While Mayawati is known to attract Dalit voters, Jogi himself is said to have a stronghold among voters from his caste base of Mahars and Satnamis. Their alliance projected Jogi as the state’s chief ministerial candidate and Mayawati for the prime ministerial post in the 2019 Lok Sabha polls.
In what could be seen as an indication of the kind of politicking to expect to go ahead, the election campaign reached a feverish level in the first phase itself with the arch-rivals BJP and Congress indulging in searing attacks against each other.
While Prime Minister Narendra Modi accused the Congress of backing “urban Maoists”, Congress chief Rahul Gandhi alleged that the prime minister and Chhattisgarh Chief Minister Raman Singh did not do any work without “permission” from their “industrial friends”.
Eyeing his fourth term as chief minister after already having ruled Chhattisgarh for a record 15 years in of its 18-year history, Singh hit back by calling Gandhi a mere “entertainment” for people in the state who could be detrimental to his own party. Voting in the chief minister’s constituency will also take place in the first phase.
When not levelling allegations and counter-allegations, the political leaders made a plethora of promises, including big sops, if voted to power.
In its manifesto, the BJP has promised to make Chhattisgarh a “Naxal-free” state and give pension to small and marginal farmers.
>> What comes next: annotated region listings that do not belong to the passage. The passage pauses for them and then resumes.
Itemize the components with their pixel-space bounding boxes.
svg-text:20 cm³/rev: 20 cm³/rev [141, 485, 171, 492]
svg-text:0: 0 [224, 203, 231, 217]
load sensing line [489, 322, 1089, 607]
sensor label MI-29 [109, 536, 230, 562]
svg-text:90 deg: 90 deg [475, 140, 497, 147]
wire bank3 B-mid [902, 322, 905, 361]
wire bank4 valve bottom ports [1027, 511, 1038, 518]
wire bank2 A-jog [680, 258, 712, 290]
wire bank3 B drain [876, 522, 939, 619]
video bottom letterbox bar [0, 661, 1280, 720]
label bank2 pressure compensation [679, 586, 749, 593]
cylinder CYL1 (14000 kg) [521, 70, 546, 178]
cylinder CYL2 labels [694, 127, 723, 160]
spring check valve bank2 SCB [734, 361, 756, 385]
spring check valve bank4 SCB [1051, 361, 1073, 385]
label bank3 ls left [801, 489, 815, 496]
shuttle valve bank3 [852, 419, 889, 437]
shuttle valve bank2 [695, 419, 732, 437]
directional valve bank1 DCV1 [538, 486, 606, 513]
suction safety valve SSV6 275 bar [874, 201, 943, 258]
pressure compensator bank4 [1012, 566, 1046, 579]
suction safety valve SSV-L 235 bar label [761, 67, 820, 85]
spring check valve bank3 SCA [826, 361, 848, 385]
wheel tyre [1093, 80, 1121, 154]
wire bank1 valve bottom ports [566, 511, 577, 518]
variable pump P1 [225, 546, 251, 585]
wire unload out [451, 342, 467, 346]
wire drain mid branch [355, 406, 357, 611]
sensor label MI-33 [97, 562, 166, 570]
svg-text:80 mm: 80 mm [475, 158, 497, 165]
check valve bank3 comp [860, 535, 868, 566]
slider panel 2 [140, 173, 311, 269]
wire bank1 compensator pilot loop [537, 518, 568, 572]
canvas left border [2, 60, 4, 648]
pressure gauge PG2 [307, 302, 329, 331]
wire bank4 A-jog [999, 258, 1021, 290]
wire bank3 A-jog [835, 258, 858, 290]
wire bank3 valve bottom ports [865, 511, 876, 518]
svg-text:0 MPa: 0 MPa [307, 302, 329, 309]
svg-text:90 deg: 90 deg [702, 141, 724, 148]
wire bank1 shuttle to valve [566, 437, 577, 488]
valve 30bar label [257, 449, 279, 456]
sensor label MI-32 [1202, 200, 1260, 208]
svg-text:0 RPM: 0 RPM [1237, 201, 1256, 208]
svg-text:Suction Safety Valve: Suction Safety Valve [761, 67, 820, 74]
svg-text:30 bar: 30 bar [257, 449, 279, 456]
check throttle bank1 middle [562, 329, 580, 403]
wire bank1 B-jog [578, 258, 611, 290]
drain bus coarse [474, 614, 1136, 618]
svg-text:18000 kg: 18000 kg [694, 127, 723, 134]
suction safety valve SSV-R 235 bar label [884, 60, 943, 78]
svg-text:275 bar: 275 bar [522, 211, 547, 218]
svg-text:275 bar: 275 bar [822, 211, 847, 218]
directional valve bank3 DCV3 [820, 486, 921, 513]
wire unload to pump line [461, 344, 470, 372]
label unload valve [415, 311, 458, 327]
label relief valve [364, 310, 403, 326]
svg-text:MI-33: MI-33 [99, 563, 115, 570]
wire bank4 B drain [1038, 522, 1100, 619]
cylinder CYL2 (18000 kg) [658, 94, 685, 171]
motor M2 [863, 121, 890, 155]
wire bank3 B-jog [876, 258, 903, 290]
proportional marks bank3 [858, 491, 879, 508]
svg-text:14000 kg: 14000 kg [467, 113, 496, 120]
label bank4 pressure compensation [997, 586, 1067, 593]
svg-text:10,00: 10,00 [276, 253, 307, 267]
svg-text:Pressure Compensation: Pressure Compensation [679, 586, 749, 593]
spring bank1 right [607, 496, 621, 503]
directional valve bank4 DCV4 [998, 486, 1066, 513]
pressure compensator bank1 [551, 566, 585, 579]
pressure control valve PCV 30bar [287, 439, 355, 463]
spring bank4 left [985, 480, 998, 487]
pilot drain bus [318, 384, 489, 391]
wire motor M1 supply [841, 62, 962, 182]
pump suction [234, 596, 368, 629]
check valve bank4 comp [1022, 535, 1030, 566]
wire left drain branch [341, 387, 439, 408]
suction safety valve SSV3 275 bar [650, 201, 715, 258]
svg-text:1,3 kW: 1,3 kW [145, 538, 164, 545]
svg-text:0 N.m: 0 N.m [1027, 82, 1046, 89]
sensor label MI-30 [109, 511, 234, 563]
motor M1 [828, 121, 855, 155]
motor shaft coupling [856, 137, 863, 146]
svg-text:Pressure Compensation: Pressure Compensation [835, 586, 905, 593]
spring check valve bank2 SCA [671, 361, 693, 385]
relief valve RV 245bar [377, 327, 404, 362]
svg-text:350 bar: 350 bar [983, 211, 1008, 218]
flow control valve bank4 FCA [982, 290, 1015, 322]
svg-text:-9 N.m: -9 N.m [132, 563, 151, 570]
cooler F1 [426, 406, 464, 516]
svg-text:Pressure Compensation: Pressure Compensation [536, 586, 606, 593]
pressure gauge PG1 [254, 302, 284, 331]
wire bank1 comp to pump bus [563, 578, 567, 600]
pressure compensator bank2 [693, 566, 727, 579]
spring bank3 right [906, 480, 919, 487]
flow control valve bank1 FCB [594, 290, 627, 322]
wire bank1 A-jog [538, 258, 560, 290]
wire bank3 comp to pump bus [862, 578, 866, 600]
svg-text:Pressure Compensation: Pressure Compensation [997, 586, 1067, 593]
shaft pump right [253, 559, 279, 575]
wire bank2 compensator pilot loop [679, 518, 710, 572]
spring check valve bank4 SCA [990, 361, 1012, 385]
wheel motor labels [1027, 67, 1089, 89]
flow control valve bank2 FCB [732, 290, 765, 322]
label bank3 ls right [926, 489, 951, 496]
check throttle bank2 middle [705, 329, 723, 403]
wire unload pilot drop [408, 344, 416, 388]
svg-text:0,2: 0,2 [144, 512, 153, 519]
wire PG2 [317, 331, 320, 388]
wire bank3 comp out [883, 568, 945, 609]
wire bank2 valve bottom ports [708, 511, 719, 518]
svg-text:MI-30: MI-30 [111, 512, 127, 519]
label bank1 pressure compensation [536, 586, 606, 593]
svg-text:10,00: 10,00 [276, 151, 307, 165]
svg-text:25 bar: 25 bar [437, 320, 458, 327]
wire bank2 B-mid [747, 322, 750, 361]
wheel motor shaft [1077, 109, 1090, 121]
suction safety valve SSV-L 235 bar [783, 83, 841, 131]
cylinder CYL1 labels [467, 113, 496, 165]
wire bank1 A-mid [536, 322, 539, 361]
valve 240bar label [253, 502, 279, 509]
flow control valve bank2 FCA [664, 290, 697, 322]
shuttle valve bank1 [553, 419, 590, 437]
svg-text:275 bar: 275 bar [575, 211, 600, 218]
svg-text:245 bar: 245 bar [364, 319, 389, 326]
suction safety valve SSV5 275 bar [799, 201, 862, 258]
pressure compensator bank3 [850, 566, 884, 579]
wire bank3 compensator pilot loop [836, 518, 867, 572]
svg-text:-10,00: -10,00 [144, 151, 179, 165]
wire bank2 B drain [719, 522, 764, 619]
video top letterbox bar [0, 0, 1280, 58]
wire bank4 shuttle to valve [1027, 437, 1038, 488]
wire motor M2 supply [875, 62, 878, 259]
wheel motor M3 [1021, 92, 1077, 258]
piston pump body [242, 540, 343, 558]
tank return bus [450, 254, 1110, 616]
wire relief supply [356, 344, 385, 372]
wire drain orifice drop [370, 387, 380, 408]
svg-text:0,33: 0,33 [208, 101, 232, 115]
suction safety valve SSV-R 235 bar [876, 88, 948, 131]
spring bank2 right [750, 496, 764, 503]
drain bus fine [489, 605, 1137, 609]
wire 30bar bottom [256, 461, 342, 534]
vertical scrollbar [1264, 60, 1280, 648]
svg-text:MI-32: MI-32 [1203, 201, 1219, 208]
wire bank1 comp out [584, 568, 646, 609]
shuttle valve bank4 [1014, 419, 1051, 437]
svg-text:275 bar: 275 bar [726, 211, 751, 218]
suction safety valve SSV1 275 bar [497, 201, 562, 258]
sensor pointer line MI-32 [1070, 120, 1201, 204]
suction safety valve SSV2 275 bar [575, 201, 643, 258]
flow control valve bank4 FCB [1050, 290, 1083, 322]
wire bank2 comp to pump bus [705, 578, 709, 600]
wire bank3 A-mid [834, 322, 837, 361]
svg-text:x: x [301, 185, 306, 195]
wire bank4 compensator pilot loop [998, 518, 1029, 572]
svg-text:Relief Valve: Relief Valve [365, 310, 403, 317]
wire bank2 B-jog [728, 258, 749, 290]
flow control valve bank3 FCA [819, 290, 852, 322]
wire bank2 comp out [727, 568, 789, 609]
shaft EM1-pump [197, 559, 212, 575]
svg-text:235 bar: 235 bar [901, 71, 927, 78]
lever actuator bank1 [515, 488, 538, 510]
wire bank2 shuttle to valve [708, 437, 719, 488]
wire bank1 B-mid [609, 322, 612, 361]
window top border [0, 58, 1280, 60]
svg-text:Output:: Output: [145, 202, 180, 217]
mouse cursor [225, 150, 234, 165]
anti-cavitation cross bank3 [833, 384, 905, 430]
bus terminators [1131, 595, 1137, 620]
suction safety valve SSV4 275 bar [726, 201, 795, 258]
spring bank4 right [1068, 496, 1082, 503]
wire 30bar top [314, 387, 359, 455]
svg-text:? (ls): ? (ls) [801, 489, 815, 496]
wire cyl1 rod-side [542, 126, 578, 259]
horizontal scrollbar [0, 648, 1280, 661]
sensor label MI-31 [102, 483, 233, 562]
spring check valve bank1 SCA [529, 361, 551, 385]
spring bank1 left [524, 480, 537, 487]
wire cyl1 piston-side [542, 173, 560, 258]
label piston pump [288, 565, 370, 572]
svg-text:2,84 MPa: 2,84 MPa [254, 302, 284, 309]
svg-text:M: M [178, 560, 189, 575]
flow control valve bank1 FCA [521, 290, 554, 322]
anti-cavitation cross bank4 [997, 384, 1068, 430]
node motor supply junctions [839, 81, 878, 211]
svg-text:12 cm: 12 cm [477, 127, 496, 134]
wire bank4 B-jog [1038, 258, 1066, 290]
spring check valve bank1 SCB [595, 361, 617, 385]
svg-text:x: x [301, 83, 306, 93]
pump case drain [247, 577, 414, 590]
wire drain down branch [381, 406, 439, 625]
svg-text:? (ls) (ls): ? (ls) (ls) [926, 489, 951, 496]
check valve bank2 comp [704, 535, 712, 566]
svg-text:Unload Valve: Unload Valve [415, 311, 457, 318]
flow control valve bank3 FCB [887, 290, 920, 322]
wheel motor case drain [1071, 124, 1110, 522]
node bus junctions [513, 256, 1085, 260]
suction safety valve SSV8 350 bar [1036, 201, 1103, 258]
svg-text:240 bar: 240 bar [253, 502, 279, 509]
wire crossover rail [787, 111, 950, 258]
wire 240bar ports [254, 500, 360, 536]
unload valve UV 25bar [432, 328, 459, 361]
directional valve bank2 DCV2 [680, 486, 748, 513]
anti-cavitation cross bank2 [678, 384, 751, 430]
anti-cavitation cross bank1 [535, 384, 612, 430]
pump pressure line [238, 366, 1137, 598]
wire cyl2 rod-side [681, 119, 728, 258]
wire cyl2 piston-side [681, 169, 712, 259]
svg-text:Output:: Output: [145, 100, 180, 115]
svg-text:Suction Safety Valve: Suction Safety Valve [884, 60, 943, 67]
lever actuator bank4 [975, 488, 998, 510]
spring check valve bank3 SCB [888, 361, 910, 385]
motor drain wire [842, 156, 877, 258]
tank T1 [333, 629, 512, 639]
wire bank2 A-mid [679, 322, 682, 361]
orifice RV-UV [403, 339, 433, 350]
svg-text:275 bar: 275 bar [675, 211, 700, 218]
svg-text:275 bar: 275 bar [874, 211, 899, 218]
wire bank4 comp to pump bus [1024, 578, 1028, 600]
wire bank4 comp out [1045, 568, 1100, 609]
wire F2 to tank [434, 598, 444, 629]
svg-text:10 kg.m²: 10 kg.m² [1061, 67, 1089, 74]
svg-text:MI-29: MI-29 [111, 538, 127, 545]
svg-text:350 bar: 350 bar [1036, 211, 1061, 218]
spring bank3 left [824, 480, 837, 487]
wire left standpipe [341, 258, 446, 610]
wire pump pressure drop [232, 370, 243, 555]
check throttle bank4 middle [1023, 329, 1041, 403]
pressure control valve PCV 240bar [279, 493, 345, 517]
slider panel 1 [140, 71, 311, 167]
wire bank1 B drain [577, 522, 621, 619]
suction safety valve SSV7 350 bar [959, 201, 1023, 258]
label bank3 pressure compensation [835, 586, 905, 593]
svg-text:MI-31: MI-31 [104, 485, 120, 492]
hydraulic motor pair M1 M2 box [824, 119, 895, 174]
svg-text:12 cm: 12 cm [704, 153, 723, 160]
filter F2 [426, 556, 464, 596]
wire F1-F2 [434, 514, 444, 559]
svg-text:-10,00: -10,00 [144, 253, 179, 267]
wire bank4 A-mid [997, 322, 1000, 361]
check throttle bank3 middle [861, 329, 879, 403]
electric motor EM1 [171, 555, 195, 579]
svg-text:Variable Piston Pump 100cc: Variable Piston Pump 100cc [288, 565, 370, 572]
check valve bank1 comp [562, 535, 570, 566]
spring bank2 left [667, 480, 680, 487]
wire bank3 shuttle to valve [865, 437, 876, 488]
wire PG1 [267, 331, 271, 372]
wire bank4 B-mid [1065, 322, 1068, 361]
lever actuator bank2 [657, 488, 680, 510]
It also promised to set up multi-speciality hospitals and take the state towards prosperity.
While the BJP leaders hit out at the opposition Congress for offering sops to farmers in its manifesto, the chief minister himself said his party will give Rs 1,000 per month as pension to small and marginal farmers and landless agricultural labourers aged above 60 years, among other freebies.
The BJP manifesto also proposes to increase the minimum support price for several commodities. It also promised interest-free loans for women entrepreneurs and self-help groups, promotion of tourism, a film city, milk revolution and cow sanctuaries in all divisions.
On the other hand, the Congress manifesto promised farm loan waivers within 10 days, a higher minimum support price for crops and a ban on liquor. It also proposed pension for farmers, halving of domestic electricity bills, rice at the rate of Re 1 only and a monthly stipend to 10 lakh unemployed youths.
Jogi’s party leaders promised a higher subsidy for rice and other foodgrains, as even a ban on liquor.